I remember thinking at the time that they looked like
thrushes, but then I noticed they had red markings on their wings so I looked
them up in my Bird Guide: it describes them as a small sociable thrush with a
bold head pattern and distinctive rusty-red under wings and flanks. Apparently,
they are winter visitors from the Taiga forests of the far north. This
stretches from western Alaska to eastern Siberia and has a winter temperature of -50. They forage
in flocks for berries (often with fieldfares) and visit large gardens for food.
That first year there wasn’t a flock of them, just two or
three, and after eating lots of berries they disappeared as quickly as they’d
arrived; Returning, very briefly, a few weeks later in February.

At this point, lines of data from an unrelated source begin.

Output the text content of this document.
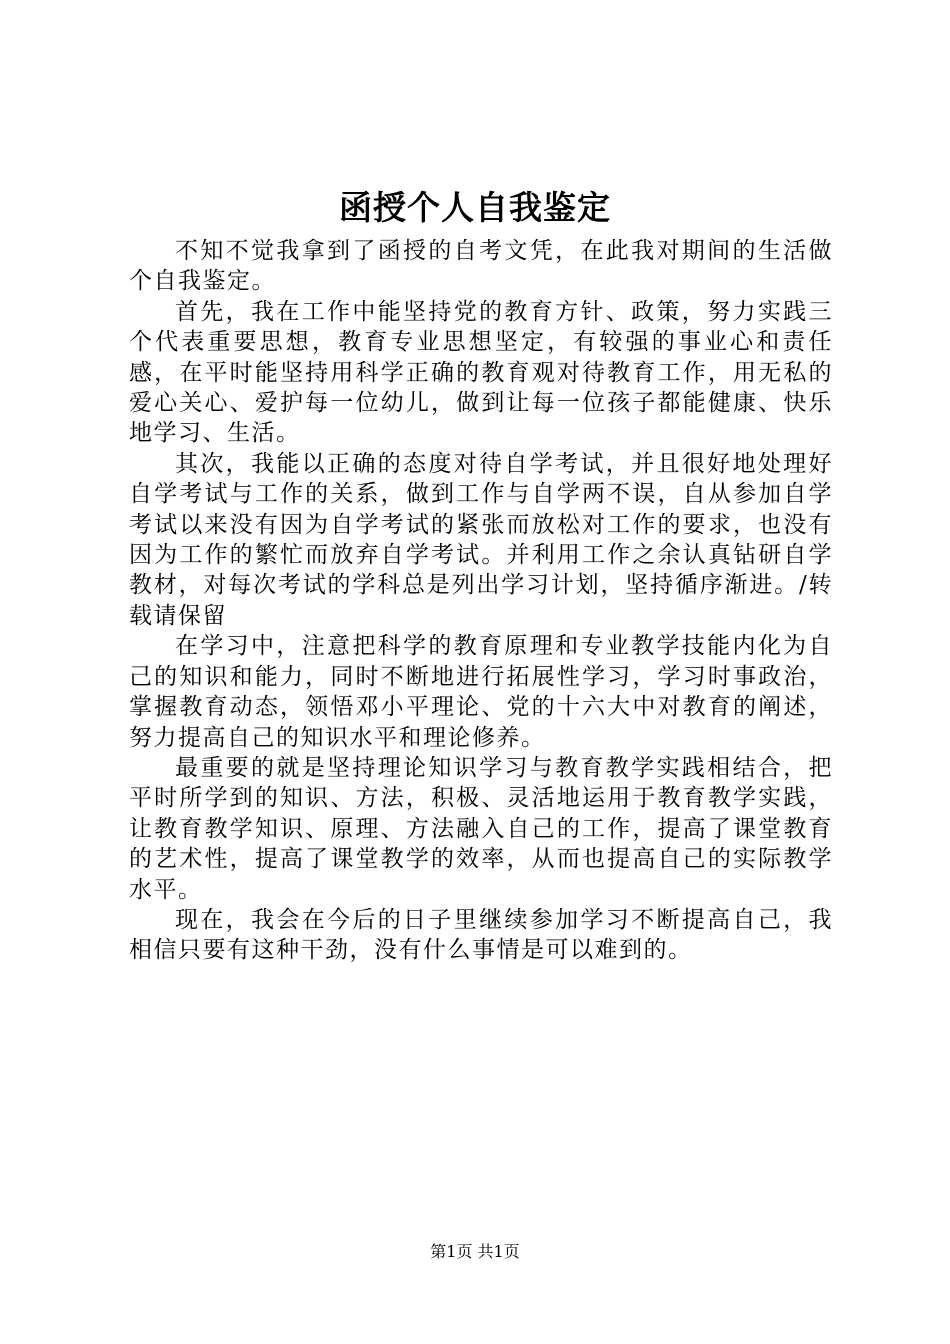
函授个人自我鉴定

不知不觉我拿到了函授的自考文凭，在此我对期间的生活做个自我鉴定。

首先，我在工作中能坚持党的教育方针、政策，努力实践三个代表重要思想，教育专业思想坚定，有较强的事业心和责任感，在平时能坚持用科学正确的教育观对待教育工作，用无私的爱心关心、爱护每一位幼儿，做到让每一位孩子都能健康、快乐地学习、生活。

其次，我能以正确的态度对待自学考试，并且很好地处理好自学考试与工作的关系，做到工作与自学两不误，自从参加自学考试以来没有因为自学考试的紧张而放松对工作的要求，也没有因为工作的繁忙而放弃自学考试。并利用工作之余认真钻研自学教材，对每次考试的学科总是列出学习计划，坚持循序渐进。/转载请保留

在学习中，注意把科学的教育原理和专业教学技能内化为自己的知识和能力，同时不断地进行拓展性学习，学习时事政治，掌握教育动态，领悟邓小平理论、党的十六大中对教育的阐述，努力提高自己的知识水平和理论修养。

最重要的就是坚持理论知识学习与教育教学实践相结合，把平时所学到的知识、方法，积极、灵活地运用于教育教学实践，让教育教学知识、原理、方法融入自己的工作，提高了课堂教育的艺术性，提高了课堂教学的效率，从而也提高自己的实际教学水平。

现在，我会在今后的日子里继续参加学习不断提高自己，我相信只要有这种干劲，没有什么事情是可以难到的。

第1页 共1页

The following year, on the 7 January 2010, once again, a few
arrived in the garden and began feasting on the berries. I remember enjoying
watching them and expecting them to disappear in a few days like they had done
the previous year - so, imagine my surprise when the next day I looked out of
the dining room window and saw a flock of about fifty in the garden!
Although it was a bitterly cold day, with a heavy layer of
snow on the ground (it was one of the coldest winters in the UK for 30 years)
the sun was shining and as they settled down to rest on the bushes, their
feathers puffed up to keep out the cold, they looked stunningly beautiful with
their freckled chest’s and red wings.
Since then they’ve returned to our garden each year - but,
sadly, I’ve never seen as many as that first sighting in 2010. I’m not sure if
that’s significant in anyway - if it means the population is declining or
simply that they are going elsewhere. But in the bleak midwinter days of
January, when there seems little to look forward too, and spring seems so far
away, I really look forward to their return.